Cube Root of -64: Finding the Solution

In the realm of mathematics, understanding the concept of roots is crucial. While we often encounter square roots, cube roots are equally important, especially when dealing with volumes and three-dimensional objects.

What is a Cube Root?

A cube root of a number is a value that, when multiplied by itself three times, results in the original number. In simpler terms, it's the inverse operation of cubing a number.

For example, the cube root of 8 is 2, because 2 x 2 x 2 = 8.

Finding the Cube Root of -64

To find the cube root of -64, we need to determine the number that, when multiplied by itself three times, equals -64.

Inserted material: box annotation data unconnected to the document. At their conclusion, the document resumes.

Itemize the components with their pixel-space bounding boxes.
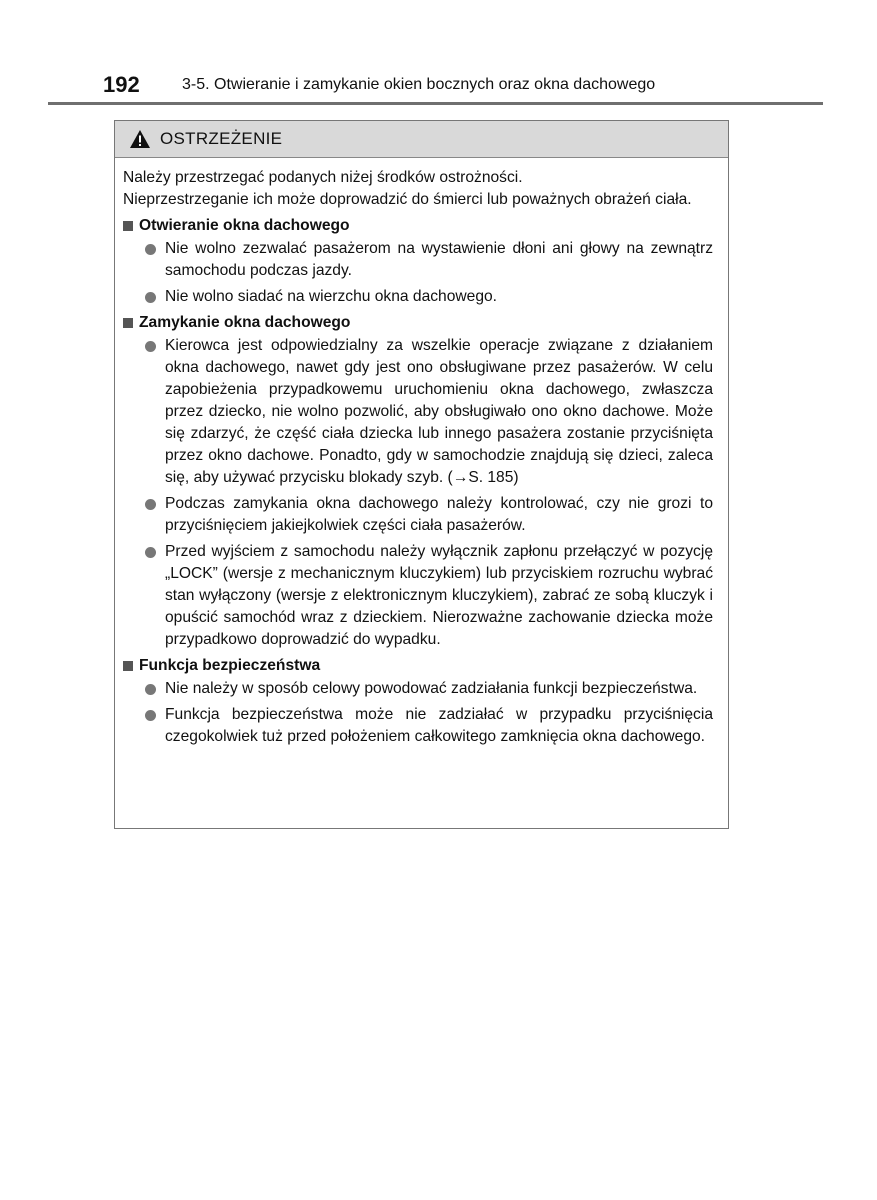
- bullet-item: [145, 493, 713, 537]
- square-bullet-icon: [123, 221, 133, 231]
- intro-line: Należy przestrzegać podanych niżej środków ostrożności.: [123, 169, 523, 186]
- bullet-item: [145, 238, 713, 282]
- round-bullet-icon: [145, 499, 156, 510]
- bullet-list: [123, 678, 713, 748]
- bullet-list: [123, 238, 713, 308]
- bullet-item: [145, 704, 713, 748]
- bullet-text: Nie wolno zezwalać pasażerom na wystawienie dłoni ani głowy na zewnątrz samochodu podczas jazdy.: [165, 240, 713, 279]
- section-heading-text: Otwieranie okna dachowego: [139, 217, 350, 234]
- round-bullet-icon: [145, 710, 156, 721]
- section-heading-text: Zamykanie okna dachowego: [139, 314, 351, 331]
- round-bullet-icon: [145, 244, 156, 255]
- warning-box: [114, 120, 729, 829]
- section-heading-text: Funkcja bezpieczeństwa: [139, 657, 321, 674]
- round-bullet-icon: [145, 684, 156, 695]
- page-header: [0, 68, 877, 108]
- warning-intro: [123, 167, 713, 211]
- warning-title: OSTRZEŻENIE: [160, 129, 283, 148]
- round-bullet-icon: [145, 341, 156, 352]
- warning-header: [115, 121, 728, 158]
- section-closing: [123, 312, 713, 651]
- square-bullet-icon: [123, 661, 133, 671]
- bullet-item: [145, 678, 713, 700]
- section-heading: [123, 655, 713, 677]
- section-safety-function: [123, 655, 713, 748]
- bullet-item: [145, 541, 713, 651]
- square-bullet-icon: [123, 318, 133, 328]
- warning-triangle-icon: [129, 129, 151, 149]
- bullet-list: [123, 335, 713, 651]
- bullet-item: [145, 335, 713, 489]
- bullet-item: [145, 286, 713, 308]
- bullet-text: Nie należy w sposób celowy powodować zadziałania funkcji bezpieczeństwa.: [165, 680, 698, 697]
- section-heading: [123, 312, 713, 334]
- page-number: 192: [103, 72, 140, 97]
- bullet-text: Przed wyjściem z samochodu należy wyłącznik zapłonu przełączyć w pozycję „LOCK” (wersje z mechanicznym kluczykiem) lub przyciskiem rozruchu wybrać stan wyłączony (wersje z elektronicznym kluczykiem), zabrać ze sobą kluczyk i opuścić samochód wraz z dzieckiem. Nierozważne zachowanie dziecka może przypadkowo doprowadzić do wypadku.: [165, 543, 713, 648]
- section-opening: [123, 215, 713, 308]
- bullet-text: Nie wolno siadać na wierzchu okna dachowego.: [165, 288, 497, 305]
- section-title: 3-5. Otwieranie i zamykanie okien bocznych oraz okna dachowego: [182, 76, 656, 93]
- bullet-text: Podczas zamykania okna dachowego należy kontrolować, czy nie grozi to przyciśnięciem jakiejkolwiek części ciała pasażerów.: [165, 495, 713, 534]
- intro-line: Nieprzestrzeganie ich może doprowadzić do śmierci lub poważnych obrażeń ciała.: [123, 191, 692, 208]
- header-rule: [48, 102, 823, 105]
- bullet-text: Kierowca jest odpowiedzialny za wszelkie operacje związane z działaniem okna dachowego, nawet gdy jest ono obsługiwane przez pasażerów. W celu zapobieżenia przypadkowemu uruchomieniu okna dachowego, zwłaszcza przez dziecko, nie wolno pozwolić, aby obsługiwało ono okno dachowe. Może się zdarzyć, że część ciała dziecka lub innego pasażera zostanie przyciśnięta przez okno dachowe. Ponadto, gdy w samochodzie znajdują się dzieci, zaleca się, aby używać przycisku blokady szyb. (→S. 185): [165, 337, 713, 486]
- section-heading: [123, 215, 713, 237]
- bullet-text: Funkcja bezpieczeństwa może nie zadziałać w przypadku przyciśnięcia czegokolwiek tuż przed położeniem całkowitego zamknięcia okna dachowego.: [165, 706, 713, 745]
- warning-body: [115, 158, 728, 748]
- round-bullet-icon: [145, 547, 156, 558]
- round-bullet-icon: [145, 292, 156, 303]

Here's how we can find the solution:

  • **Think about the factors of -64:** -64 is a negative number, so the cube root will also be negative. The prime factorization of -64 is -1 x 2 x 2 x 2 x 2 x 2 x 2.
  • **Group the factors:** We can group the factors into three sets of -2: (-2) x (-2) x (-2) = -8
  • **Calculate the cube root:** Since (-2) x (-2) x (-2) = -64, the cube root of -64 is -4.

Key Points

  • The cube root of a negative number is always negative.
  • The cube root of a positive number is always positive.
  • Cube roots can be found using prime factorization and grouping factors.

Examples

Here are some additional examples:

  • The cube root of 27 is 3, because 3 x 3 x 3 = 27.
  • The cube root of -125 is -5, because (-5) x (-5) x (-5) = -125.

Conclusion

Understanding cube roots is essential for various mathematical concepts and applications, especially when dealing with volumes and three-dimensional geometry. By applying the principles of prime factorization and grouping factors, we can efficiently determine the cube root of any number.